We strongly reaffirm that the decision of the Minister of National Education Gabriel Attal to prohibit access to schools to students wearing these outfits is both anti-secular, sexist and racist. Anti-secular because the minister flouts the law of 1905 which establishes together the freedom of conscience, worship and the separation of Church and State. Therefore, just as religions do not interfere in the affairs of the state, the state does not concern itself with matters concerning religions. It cannot decide what is religious or not. The application of secularism in schools in accordance with the spirit of 1905 cannot arbitrarily assign pupils or signs to proselytizing behaviour. Sexist because this measure is aimed overwhelmingly at young girls, whose free will is denied and whose bodies are publicly the subject of inappropriate or derogatory comments. Racist because it targets these teenagers because of their real or supposed membership of the Muslim religion and introduces a racial profiling check at the entrance to establishments. In this respect, the words of the President of the Republic, Emmanuel Macron, making an ignominious amalgam between the wearing of these clothes and the assassination of Professor Samuel Paty by an Islamist terrorist are particularly serious and shocking. All this is part of a strategy of dividing the population: by stigmatizing one part, to mobilize another around reactionary identity themes and thus weaken the capacity for collective mobilization against the misdeeds and bad moves to come of the government. Because, at the same time as pointing the finger at students who wear a certain long dress, the Macronist government is leaving 2,000 children without accommodation on the street, closing 1,900 classes and leaving 3,100 teaching positions vacant. Making a Republic is not about forbidding teenagers to choose their outfits.
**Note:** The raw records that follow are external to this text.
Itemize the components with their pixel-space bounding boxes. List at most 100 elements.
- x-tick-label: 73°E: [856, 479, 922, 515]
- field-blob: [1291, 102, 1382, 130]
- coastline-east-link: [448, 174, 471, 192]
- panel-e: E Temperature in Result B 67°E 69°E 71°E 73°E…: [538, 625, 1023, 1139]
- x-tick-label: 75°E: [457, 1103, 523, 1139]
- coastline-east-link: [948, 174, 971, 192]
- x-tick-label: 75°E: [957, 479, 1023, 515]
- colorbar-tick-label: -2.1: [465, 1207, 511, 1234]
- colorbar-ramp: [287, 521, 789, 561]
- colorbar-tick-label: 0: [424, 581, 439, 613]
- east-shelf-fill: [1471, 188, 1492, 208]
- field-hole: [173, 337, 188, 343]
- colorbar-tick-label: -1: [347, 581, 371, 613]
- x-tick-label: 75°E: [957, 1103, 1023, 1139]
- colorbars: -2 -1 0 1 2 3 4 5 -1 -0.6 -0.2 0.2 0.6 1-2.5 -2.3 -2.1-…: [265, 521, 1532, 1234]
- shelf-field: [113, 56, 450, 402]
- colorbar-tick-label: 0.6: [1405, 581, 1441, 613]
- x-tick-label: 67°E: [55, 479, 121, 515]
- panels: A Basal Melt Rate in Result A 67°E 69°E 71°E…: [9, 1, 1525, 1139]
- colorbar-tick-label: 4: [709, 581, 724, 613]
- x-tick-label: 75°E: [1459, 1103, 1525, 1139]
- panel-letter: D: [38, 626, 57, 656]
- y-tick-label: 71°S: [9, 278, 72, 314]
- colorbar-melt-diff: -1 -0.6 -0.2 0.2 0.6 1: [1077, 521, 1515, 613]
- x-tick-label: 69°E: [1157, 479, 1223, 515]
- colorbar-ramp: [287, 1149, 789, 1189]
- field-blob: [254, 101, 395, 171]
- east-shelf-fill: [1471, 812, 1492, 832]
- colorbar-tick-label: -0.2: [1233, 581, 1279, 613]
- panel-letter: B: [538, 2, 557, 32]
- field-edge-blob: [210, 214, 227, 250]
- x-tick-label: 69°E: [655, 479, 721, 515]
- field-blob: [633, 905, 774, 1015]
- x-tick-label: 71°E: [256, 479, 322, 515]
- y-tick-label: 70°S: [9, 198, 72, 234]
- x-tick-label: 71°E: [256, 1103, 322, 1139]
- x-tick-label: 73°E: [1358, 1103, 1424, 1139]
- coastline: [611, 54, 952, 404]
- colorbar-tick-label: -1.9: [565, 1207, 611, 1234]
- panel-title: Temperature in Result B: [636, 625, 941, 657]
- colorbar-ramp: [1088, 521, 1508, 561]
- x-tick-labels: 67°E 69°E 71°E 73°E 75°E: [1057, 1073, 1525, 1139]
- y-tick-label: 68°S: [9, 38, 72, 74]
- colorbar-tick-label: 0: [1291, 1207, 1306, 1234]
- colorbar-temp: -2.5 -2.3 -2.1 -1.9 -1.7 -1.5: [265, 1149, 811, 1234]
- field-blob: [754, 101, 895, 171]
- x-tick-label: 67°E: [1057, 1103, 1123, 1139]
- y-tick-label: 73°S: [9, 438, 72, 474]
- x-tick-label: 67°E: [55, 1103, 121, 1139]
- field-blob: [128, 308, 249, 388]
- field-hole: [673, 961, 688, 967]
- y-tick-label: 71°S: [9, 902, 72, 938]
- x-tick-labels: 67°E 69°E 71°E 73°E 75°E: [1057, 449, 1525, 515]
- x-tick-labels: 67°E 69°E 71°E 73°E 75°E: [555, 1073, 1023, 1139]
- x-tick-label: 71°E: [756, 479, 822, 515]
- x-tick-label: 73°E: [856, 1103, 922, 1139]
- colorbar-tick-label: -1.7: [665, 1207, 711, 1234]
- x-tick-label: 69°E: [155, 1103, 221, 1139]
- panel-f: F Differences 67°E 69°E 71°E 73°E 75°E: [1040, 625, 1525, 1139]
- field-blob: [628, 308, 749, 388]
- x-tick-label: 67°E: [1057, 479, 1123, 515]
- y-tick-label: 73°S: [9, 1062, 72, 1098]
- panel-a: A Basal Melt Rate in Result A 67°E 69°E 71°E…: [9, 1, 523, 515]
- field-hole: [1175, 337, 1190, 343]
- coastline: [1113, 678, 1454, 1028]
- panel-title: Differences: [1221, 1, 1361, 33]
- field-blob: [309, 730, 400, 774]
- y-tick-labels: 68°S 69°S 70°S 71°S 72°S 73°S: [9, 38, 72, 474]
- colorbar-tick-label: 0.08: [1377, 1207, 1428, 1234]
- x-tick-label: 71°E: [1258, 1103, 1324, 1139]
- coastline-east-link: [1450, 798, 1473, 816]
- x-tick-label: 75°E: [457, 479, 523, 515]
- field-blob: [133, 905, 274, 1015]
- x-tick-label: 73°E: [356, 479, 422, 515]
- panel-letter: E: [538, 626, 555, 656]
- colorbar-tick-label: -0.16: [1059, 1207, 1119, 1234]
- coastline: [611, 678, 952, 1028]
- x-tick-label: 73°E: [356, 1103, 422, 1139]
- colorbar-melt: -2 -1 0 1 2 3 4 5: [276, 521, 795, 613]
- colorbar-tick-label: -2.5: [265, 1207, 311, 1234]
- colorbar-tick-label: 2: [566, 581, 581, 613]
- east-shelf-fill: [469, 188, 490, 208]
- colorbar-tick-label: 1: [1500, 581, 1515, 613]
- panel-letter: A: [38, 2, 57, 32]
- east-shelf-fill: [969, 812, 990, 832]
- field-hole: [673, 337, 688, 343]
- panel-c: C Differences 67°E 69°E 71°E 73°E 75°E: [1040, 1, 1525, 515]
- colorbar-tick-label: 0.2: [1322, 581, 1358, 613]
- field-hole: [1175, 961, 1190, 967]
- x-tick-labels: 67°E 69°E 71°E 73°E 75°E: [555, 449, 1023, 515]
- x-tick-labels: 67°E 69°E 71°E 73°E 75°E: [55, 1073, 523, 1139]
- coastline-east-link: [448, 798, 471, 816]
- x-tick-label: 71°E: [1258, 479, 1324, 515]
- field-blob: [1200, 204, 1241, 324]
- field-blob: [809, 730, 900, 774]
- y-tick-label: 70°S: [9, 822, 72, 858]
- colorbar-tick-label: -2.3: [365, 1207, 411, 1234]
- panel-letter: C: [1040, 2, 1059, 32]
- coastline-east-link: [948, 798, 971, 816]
It is to respond to social, democratic and ecological emergencies through wealth-sharing policies, the overhaul of the worm-eaten institutions of the 5th Republic through a new constituent process, and the commitment of a bifurcation that allows us to adapt our society to climate change. We call on the many to reject division and stigmatization. Saturday, September 23, at the call of more than a hundred associative, trade union and political organizations, let us demonstrate our unity to defend our fundamental rights and freedoms, demand social justice and obtain an end to police violence!